Par mathilde.gaupillat le 18/03/10

Dans son rapport remis le 23 Février dernier, le Médiateur évoque le problème des délais de réponse des administrations en général, et notamment des Inspecteurs du Travail.

Les textes obligent les employeurs à solliciter l'autorisation ou l'avis des inspecteurs du travail dans de nombreux cas. Très souvent ces demandes sont urgentes, et un délai de réponse de quelques semaines, nécessaire à l'examen du dossier, peut se révéler catastrophique pour l'entreprise.

Dans certaines hypothèses, un délai court est prévu : 15 jours par exemple pour l'autorisation de licencier un salarié protégé ou 15 jours ouvrables pour l'homologation par la Direction du Travail des ruptures conventionnelles de contrat de travail. Il convient cependant d'être vigilant puisque dans ces deux exemples les conséquences juridiques de l'expiration du délai sont radicalement différentes : refus dans le premier cas, acceptation dans le second.

De façon générale, le Code du Travail ne prévoit que rarement de délai précis. Ce sont donc les règles ordinaires applicables aux décisions administratives qui s'appliquent, à savoir l'obtention d'une décision implicite de rejet à défaut de réponse dans le délai de deux mois...

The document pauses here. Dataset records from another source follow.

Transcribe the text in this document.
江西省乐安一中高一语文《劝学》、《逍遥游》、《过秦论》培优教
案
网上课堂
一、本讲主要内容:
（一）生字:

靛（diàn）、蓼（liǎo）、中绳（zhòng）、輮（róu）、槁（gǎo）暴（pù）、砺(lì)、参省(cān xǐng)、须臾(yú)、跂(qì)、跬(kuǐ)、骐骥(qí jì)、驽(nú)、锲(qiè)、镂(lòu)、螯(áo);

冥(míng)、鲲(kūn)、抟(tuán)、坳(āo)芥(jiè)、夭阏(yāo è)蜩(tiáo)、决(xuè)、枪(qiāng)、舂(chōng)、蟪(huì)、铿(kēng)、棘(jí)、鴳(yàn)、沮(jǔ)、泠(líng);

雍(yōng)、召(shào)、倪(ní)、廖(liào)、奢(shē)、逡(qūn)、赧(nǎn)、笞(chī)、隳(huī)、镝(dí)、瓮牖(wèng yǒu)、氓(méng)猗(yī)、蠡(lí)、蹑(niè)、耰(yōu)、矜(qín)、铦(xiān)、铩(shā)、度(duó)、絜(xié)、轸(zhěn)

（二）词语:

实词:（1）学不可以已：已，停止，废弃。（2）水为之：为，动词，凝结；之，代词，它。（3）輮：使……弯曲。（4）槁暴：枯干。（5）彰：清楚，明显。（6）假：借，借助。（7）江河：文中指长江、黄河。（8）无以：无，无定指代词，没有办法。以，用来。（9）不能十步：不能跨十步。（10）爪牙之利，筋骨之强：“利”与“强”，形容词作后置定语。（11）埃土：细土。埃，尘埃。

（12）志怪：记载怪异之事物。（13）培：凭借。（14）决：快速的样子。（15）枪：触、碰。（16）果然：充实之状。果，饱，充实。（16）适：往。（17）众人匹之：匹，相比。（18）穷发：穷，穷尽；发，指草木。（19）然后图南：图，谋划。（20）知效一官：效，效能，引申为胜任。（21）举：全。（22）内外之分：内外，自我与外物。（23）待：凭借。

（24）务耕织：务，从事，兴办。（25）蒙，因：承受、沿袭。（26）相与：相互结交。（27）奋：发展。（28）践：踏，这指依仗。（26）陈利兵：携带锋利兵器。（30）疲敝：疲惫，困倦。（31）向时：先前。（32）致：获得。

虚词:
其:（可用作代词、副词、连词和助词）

Le rapport annuel 2009 du Médiateur de la République est accessible sur le site : www.mediateur-republique.fr

Par mathilde.gaupillat le 17/12/09

Les salaires devront faire l'objet d'un examen par l'employeur au mois de Janvier prochain. Tout d'abord en raison de l'augmentation du SMIC, qui passera à 8,86 € à compter du 1er Janvier. Ensuite, parce que les partenaires sociaux auront négocié des accords salariaux dans de nombreuses branches professionnelles, en général étendus par arrêté et donc applicables à toutes les entreprises du secteur d'activité. Ces accords revaloriseront les minima conventionnels, c'est à dire la rémunération minimale applicable à chaque salarié en fonction de sa classification.

Compte tenu de ces augmentations impératives, l'employeur devra aussi se poser la question d'une révision de sa grille de salaire, afin de respecter la hiérarchie des rémunérations.

Par mathilde.gaupillat le 04/09/09

Les employeurs ont l'obligation de veiller à la santé et à la sécurité de leurs salariés, d'une manière générale. C'est une obligation de résultat, ce qui signifie que l'employeur doit mettre en oeuvre tous les moyens possibles, mais sera néanmoins responsable si un dommage survient à un salarié.

De façon particulière, les employeurs doivent aussi tenir à jour le document unique de prévention des risques, ce qui implique en ce moment de prendre en considération le risque de pandémie grippale.

Il conviendra donc tout d'abord d'identifier les activités exposant à des contacts fréquents et nombreux avec le public, puis d'organiser le travail pour limiter tous les contacts directs entre personnes au sein de l'entreprise (limiter les déplacements, les réunions, éviter les lieux collectifs, modifier ses habitudes sociales...), d'informer les salariés sur l'importance de l'hygiène des mains et respiratoire, le cas échéant par l'apposition d'affiches, de tenir à leur disposition des masques et des produits d'hygiène, et de leur faire connaître la conduite à tenir en cas de suspicion d'un cas de grippe.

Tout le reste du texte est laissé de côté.